Más allá de esta apreciación de tipo racialista (entendida como aquella que a diferencia del racismo, apunta a establecer arquetipos diferenciales a partir de las razas, inclusive con connotaciones “positivas”: los negros bailan bien, los japoneses son trabajadores, etc) se esconde, en el fondo, la estigmatización de otra tipología prejuiciosa: la del argentino vago, díscolo, huelguista, que hace un juicio por cualquier cosa. Lo que en realidad se pretende atacar, enmascarado en esta diferenciación por nacionalidades, es el estatus del trabajador registrado, asalariado, consciente de sus derechos, protegido por leyes laborales. “Aprendamos de los que se sacrifican para salir adelante”, nos quieren decir, como si el esfuerzo y el sacrificio solo pudieran ser reivindicados cuando se resignan condiciones laborales dignas.
El hecho de que muchos de estos jóvenes vengan de Venezuela le añade al comerciante-empresario-buen samaritano una cucarda “humanitaria”. Es que los chicos están huyendo de una “dictadura sangrienta”. Contra todos los indicadores económicos y sociales de nuestro país, esta concepción instala la idea de que Argentina vuelve a ser el país de las oportunidades, como lo fue en tiempos de “nuestros abuelos”.

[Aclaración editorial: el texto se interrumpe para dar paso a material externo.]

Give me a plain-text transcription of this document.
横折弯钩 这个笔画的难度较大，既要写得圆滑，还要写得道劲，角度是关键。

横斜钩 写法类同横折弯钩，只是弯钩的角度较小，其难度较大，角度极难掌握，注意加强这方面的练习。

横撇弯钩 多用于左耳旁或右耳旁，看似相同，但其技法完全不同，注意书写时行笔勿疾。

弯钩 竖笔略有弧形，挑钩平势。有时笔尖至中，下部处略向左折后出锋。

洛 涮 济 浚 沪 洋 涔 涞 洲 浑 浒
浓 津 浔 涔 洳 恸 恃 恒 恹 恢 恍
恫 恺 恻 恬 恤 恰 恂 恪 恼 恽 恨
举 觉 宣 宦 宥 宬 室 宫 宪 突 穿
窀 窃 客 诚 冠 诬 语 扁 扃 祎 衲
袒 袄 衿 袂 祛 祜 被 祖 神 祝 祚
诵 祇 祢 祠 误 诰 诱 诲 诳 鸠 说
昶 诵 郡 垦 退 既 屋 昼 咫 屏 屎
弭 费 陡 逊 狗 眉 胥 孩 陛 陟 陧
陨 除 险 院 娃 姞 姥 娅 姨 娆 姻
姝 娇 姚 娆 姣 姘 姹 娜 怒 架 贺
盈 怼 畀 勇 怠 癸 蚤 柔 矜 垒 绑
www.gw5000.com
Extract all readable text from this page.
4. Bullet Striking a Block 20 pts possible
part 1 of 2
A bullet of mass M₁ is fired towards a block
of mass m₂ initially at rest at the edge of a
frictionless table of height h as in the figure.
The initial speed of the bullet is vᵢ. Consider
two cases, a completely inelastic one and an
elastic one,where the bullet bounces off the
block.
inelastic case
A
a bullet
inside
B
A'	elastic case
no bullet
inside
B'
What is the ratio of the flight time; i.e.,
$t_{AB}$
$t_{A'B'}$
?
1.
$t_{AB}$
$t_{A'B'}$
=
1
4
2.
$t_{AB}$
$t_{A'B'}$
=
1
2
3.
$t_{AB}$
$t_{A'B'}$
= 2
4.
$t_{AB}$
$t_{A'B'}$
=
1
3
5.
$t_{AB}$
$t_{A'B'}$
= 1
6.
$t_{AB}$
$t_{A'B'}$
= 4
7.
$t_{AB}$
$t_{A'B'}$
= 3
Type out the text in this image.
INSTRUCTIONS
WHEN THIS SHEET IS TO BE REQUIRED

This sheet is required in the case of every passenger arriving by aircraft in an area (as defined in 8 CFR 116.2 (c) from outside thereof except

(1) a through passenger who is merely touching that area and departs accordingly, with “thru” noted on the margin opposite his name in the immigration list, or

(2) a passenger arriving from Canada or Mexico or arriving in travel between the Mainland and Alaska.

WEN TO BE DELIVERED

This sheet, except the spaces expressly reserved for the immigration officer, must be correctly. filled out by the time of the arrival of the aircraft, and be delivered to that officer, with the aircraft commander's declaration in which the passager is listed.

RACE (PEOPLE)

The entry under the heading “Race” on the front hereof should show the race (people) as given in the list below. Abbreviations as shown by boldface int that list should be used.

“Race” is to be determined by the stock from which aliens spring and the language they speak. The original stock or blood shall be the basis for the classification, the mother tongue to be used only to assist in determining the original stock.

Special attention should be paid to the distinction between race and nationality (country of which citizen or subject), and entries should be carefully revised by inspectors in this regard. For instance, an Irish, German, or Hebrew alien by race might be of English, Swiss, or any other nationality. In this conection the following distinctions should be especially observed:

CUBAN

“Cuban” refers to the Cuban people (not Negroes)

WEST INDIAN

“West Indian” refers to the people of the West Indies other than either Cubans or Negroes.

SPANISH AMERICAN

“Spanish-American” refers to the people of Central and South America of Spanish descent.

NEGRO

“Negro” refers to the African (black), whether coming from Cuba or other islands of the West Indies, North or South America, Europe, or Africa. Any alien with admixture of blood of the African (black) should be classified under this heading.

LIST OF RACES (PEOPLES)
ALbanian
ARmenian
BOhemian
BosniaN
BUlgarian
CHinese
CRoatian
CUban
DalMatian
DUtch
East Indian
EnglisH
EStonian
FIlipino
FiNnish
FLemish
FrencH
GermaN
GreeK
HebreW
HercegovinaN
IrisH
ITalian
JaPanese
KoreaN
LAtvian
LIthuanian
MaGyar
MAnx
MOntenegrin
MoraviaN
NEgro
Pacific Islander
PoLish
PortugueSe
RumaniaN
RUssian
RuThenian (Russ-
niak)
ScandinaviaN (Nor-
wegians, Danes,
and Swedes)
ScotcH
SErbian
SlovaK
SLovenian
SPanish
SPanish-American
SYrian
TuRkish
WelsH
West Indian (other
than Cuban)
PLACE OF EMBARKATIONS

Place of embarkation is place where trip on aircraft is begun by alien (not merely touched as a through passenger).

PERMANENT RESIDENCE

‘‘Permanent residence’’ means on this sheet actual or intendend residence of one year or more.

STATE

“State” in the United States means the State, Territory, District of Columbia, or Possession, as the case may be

Una semana atrás, sin embargo, una discusión trivial de tránsito puso entre signos de interrogación esta línea argumental: un taxista le estaba diciendo de todo a un joven caribeño de Glovo que, al parecer, lo había rozado con su bicicleta en la esquina de Córdoba y Agüero. Mientras arrancaba a toda velocidad, el tachero liquidó el pleito verbal con un “¡muerto de hambre, volvete a tu país!”. Parecía un insulto viejo, desfasado respecto de esta apertura multiculturalista que se estaría imponiendo en ciertos sectores. Pero acaso esa reacción xenófoba estaba expresando nuevas contradicciones de clase: en la jungla porteña, el tachero clásico (así vote a Macri, sea pro milico, etc.) representa el escalón más bajo de un estado de bienestar en retirada. Es el trabajador que paga un alquiler y recién a la noche va a saber si recaudó lo suficiente para pagar los remedios de la nena, pero está protegido por ciertas regulaciones y al menos la nena tiene su obra social; antes estaba furioso porque los piqueteros le cortaban la calle; ahora tiene miedo porque el nuevo paradigma en el rubro “servicios” amenaza con llevárselo puesto; el pibe venezolano de Glovo es el prototipo del Cambio. Un emprendedor, con menos dinero pero con mejor imagen social que el motoquero (“motochorro”, diría Macri) de la mensajería tradicional. Tal vez, dentro del ecosistema que dirime en el asfalto rivalidades e identificaciones básicas, el tachero vea en el pibe de Glovo un sucedáneo en dos ruedas del trabajador desregulado de Uber.
Estas nuevas tensiones sociales imponen la necesidad de reelaborar los discursos políticos, para interpretar los matices de una sociedad que aparece confundida. Hasta el momento, da la sensación de que los únicos que entienden los movimientos del tablero son los que desprecian por igual a los tacheros, al pibe de Glovo y al matrimonio que estaba comprando las empanadas en Palermo.